JR: I mean, I feel like the pressure was real for Rio and qualifying for that. There’s still pressure for me to come back and perform, but that’s the pressure I put on myself, really. I don’t feel much outside pressure. I feel pressure from myself mostly. If I’m back and I want to do well… I think that was one of my problems in Hungary, I want to come back with a bang, I want to do really well in this tournament, and I should have just focused on competing again, my positions, my scoring, and instead it’s like, I want to go in there and hit a home run. So if there is any pressure, it’s only the pressure I put on myself. But qualifying for the Olympics and all that, it was almost an insurmountable amount of pressure. And it still haunts me a little bit, that I didn’t come out on top, that I didn’t conquer that pressure, in a way. But I did the best I could given the situation. Right now, I’m putting some pressure on myself, but I wouldn’t say it’s the most pressurized time in my career.

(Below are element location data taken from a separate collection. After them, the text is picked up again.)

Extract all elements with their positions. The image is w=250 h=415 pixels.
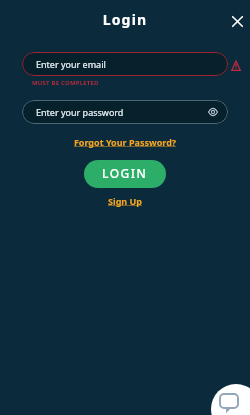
staticText: Enter your password [36,106,124,118]
button[interactable] [227,11,247,31]
button[interactable]: LOGIN [84,160,166,188]
button[interactable] [211,384,250,415]
staticText: Login [0,10,250,29]
button[interactable]: Forgot Your Password? [0,136,250,148]
button[interactable]: Enter your password [22,100,228,124]
staticText: Enter your email [36,58,106,70]
button[interactable]: Sign Up [0,195,250,207]
staticText: MUST BE COMPLETED [32,79,99,87]
button[interactable]: Enter your email [22,52,228,76]
staticText: LOGIN [102,165,148,181]
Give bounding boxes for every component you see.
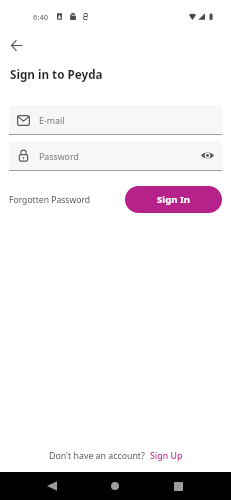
staticText: Don't have an account? [49,450,145,462]
button[interactable]: Back [38,472,66,500]
button[interactable]: Password [9,141,222,170]
button[interactable]: Forgotten Password [9,194,91,206]
staticText: E-mail [39,115,65,127]
button[interactable]: E-mail [9,105,222,134]
button[interactable]: Back [4,33,29,58]
button[interactable]: Show password [197,145,217,165]
button[interactable]: Recents [164,472,192,500]
staticText: 6:40 [33,12,49,22]
button[interactable]: Sign Up [150,450,183,462]
staticText: Sign in to Peyda [10,66,103,82]
staticText: Password [39,151,79,163]
button[interactable]: Home [101,472,129,500]
button[interactable]: Sign In [125,186,222,213]
staticText: Sign In [157,193,190,206]
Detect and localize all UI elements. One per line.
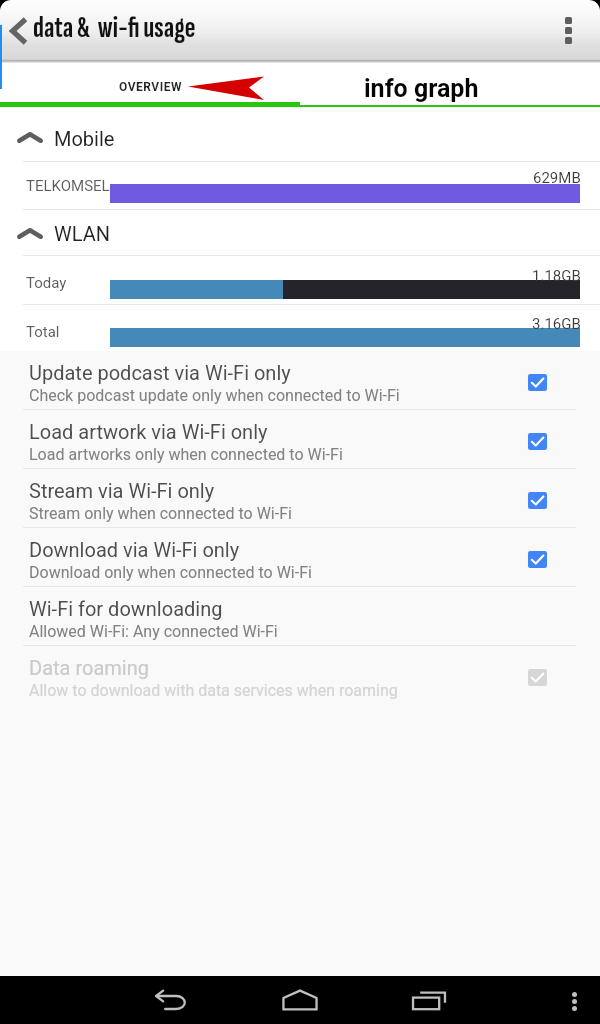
button[interactable]: Update podcast via Wi-Fi only [0,351,600,410]
staticText: Allow to download with data services whe… [29,681,398,700]
button[interactable]: Mobile [0,107,600,161]
staticText: Stream only when connected to Wi-Fi [29,504,292,523]
button[interactable]: OVERVIEW [0,63,300,107]
button[interactable]: Recent apps [399,976,459,1024]
staticText: 3.16GB [532,315,581,333]
button[interactable]: Download via Wi-Fi only [0,528,600,587]
staticText: Today [26,274,67,292]
button[interactable]: TELKOMSEL [0,162,600,209]
button[interactable]: Update podcast via Wi-Fi only [518,363,556,401]
staticText: Data roaming [29,656,149,679]
button[interactable]: Load artwork via Wi-Fi only [0,410,600,469]
button[interactable]: info graph [300,63,600,107]
staticText: OVERVIEW [119,80,182,94]
button[interactable]: Data roaming [0,646,600,705]
button[interactable]: Home [270,976,330,1024]
button[interactable]: More options [553,977,595,1024]
staticText: 1.18GB [532,267,581,285]
staticText: WLAN [54,222,111,245]
button[interactable]: Back [3,5,35,57]
staticText: Load artworks only when connected to Wi-… [29,445,343,464]
button[interactable]: Total [0,305,600,354]
button[interactable]: Load artwork via Wi-Fi only [518,422,556,460]
staticText: Mobile [54,127,115,150]
staticText: Total [26,323,60,341]
staticText: Load artwork via Wi-Fi only [29,420,268,443]
button[interactable]: Data roaming [518,658,556,696]
staticText: TELKOMSEL [26,177,110,195]
button[interactable]: Stream via Wi-Fi only [518,481,556,519]
button[interactable]: Back [142,976,202,1024]
button[interactable]: Wi-Fi for downloading [0,587,600,646]
button[interactable]: WLAN [0,210,600,255]
staticText: Download only when connected to Wi-Fi [29,563,312,582]
button[interactable]: Today [0,256,600,304]
button[interactable]: Stream via Wi-Fi only [0,469,600,528]
staticText: Allowed Wi-Fi: Any connected Wi-Fi [29,622,278,641]
staticText: Stream via Wi-Fi only [29,479,215,502]
button[interactable]: Download via Wi-Fi only [518,540,556,578]
staticText: info graph [364,74,479,103]
button[interactable]: More options [549,4,587,56]
staticText: Wi-Fi for downloading [29,597,223,620]
staticText: 629MB [533,169,581,187]
staticText: Download via Wi-Fi only [29,538,240,561]
staticText: data & wi-fi usage [33,10,196,46]
staticText: Check podcast update only when connected… [29,386,400,405]
staticText: Update podcast via Wi-Fi only [29,361,291,384]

5PM: Despite not qualifying, wasn’t it still a valuable experience? Are you a better wrestler for having gone through that experience, or is that line of thinking presumptuous?

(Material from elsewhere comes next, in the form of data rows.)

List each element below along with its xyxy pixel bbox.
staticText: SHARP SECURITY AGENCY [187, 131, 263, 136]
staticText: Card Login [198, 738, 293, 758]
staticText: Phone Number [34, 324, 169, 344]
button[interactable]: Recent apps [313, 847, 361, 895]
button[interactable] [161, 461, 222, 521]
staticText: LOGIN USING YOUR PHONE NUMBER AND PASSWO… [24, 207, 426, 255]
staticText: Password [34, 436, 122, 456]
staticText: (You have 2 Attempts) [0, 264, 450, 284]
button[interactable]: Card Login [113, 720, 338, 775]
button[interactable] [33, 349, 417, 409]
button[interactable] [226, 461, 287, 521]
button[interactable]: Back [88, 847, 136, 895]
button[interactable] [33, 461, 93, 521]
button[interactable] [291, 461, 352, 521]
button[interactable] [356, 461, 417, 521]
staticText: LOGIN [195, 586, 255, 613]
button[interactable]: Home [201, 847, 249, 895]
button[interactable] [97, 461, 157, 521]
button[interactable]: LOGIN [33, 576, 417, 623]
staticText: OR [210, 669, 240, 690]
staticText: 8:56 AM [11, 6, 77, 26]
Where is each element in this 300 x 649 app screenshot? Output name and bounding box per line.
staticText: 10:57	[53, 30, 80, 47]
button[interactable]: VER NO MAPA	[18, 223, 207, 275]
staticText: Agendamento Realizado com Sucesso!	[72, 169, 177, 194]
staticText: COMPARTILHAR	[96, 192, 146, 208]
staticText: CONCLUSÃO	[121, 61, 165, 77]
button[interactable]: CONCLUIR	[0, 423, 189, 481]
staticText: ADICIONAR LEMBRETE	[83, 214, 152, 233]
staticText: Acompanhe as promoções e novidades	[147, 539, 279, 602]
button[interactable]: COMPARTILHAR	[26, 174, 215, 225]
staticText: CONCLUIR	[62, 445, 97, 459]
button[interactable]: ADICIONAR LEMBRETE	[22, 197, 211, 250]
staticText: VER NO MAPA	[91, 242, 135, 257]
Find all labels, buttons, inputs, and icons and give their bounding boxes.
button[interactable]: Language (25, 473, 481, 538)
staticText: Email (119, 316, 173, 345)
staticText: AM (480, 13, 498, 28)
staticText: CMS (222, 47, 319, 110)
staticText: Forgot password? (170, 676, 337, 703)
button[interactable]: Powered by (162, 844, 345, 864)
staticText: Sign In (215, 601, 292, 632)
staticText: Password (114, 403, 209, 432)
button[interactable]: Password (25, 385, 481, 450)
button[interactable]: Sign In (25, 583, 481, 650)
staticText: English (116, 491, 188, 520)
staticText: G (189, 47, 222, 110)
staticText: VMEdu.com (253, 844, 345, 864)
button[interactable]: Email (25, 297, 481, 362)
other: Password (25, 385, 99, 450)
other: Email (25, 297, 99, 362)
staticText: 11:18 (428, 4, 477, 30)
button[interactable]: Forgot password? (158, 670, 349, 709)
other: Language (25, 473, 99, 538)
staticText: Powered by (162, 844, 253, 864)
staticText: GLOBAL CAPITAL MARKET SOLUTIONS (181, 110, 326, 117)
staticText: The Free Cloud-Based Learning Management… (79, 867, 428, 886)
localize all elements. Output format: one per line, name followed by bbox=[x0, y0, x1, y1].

JR: To be quite frank, it’s just a lot of pain. Maybe if I go to Tokyo and win a gold medal I could look at it that way, but right now, it’s just a lot of pain. It is still a long time ago already, it was months ago, but I look back at other things that were similar and it’s, Yeah, it made me stronger, blah, blah, blah, but right now, it’s just very painful for me.
From: Joe Rau Is Inspired Ahead of Season Debut in Italy
5PM: You were originally coming back for New York and then you got injured, forcing you have to wait until Rome to compete again. The injury is a negative, but what has been the most positive thing about having to wait until January to compete?

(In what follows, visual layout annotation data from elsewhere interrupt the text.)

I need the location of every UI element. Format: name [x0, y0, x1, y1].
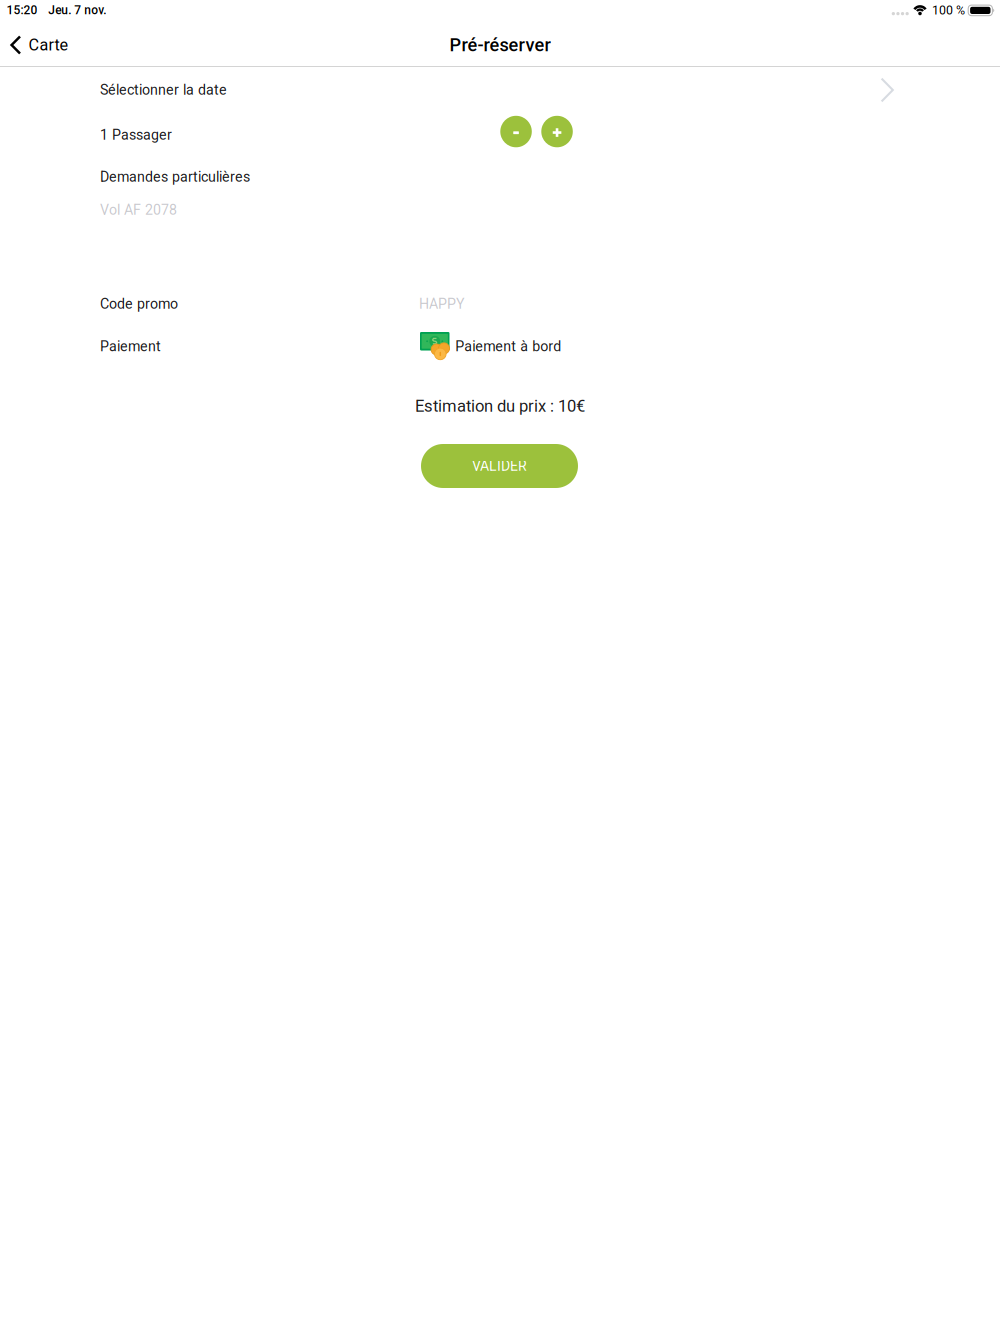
button[interactable]: Retirer un passager [500, 116, 532, 147]
staticText: Demandes particulières [100, 169, 250, 185]
staticText: Code promo [100, 296, 178, 312]
staticText: HAPPY [419, 296, 465, 312]
staticText: Jeu. 7 nov. [48, 3, 106, 17]
staticText: Vol AF 2078 [100, 202, 177, 218]
button[interactable]: VALIDER [421, 444, 578, 488]
staticText: 15:20 [6, 3, 37, 17]
staticText: 100 % [932, 3, 965, 17]
button[interactable]: Paiement à bord [420, 332, 561, 361]
staticText: Estimation du prix : 10€ [415, 396, 585, 416]
button[interactable]: Ajouter un passager [541, 116, 573, 147]
button[interactable]: Sélectionner la date [0, 70, 1000, 110]
staticText: Paiement [100, 338, 161, 355]
staticText: VALIDER [472, 458, 527, 474]
staticText: 1 Passager [100, 127, 172, 143]
staticText: Paiement à bord [455, 338, 561, 355]
staticText: Sélectionner la date [100, 82, 227, 98]
staticText: Carte [28, 36, 68, 54]
button[interactable]: Carte [0, 25, 82, 65]
staticText: Pré-réserver [450, 34, 550, 56]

Joe Rau: Hurting my shoulder was a very negative thing at first. And I’d be lying if I said I took it well. When I hurt it, I knew it was torn right away, but I didn’t know what that meant as far as surgery and wait time, not until a month after it happened. When I first hurt it, I was pretty dramatic. It was like my career flashed before my eyes. And again, I was all alone. Just like my knee, like my jaw. I was hurt. I was thinking at the time that I might be done for the year and it made me feel so out of control as to whether or not my goals could become a reality.
You are well aware of what happened to me in 2016. Not qualifying the weight was a tragic end to a very good year. I tore my knee winning (Olympic) Trials and I want to take full responsibility for not qualifying the weight; but I also want to acknowledge I wasn’t at my best for the two Last Chance Qualifiers. That’s a wrong in my career and life that I have been wanting to correct since 2016. When I tore this shoulder, I thought I might not get that chance.
When I first tore my shoulder, it put me in a deep depression momentarily and I was feeling sorry for myself. I thought that it might be all over for me. But after coming out of that emotional pit and getting back on the mats, it has been the best feeling of my career. It’s not over. Qualifying the weight is still in my hands. And I have the opportunity to put in the work, use my experience, and accomplish my dream of becoming an Olympian. I have also hit a new spot in my life where I don’t need it to happen, which I think is powerful. But dammit, I want it as bad as you can imagine.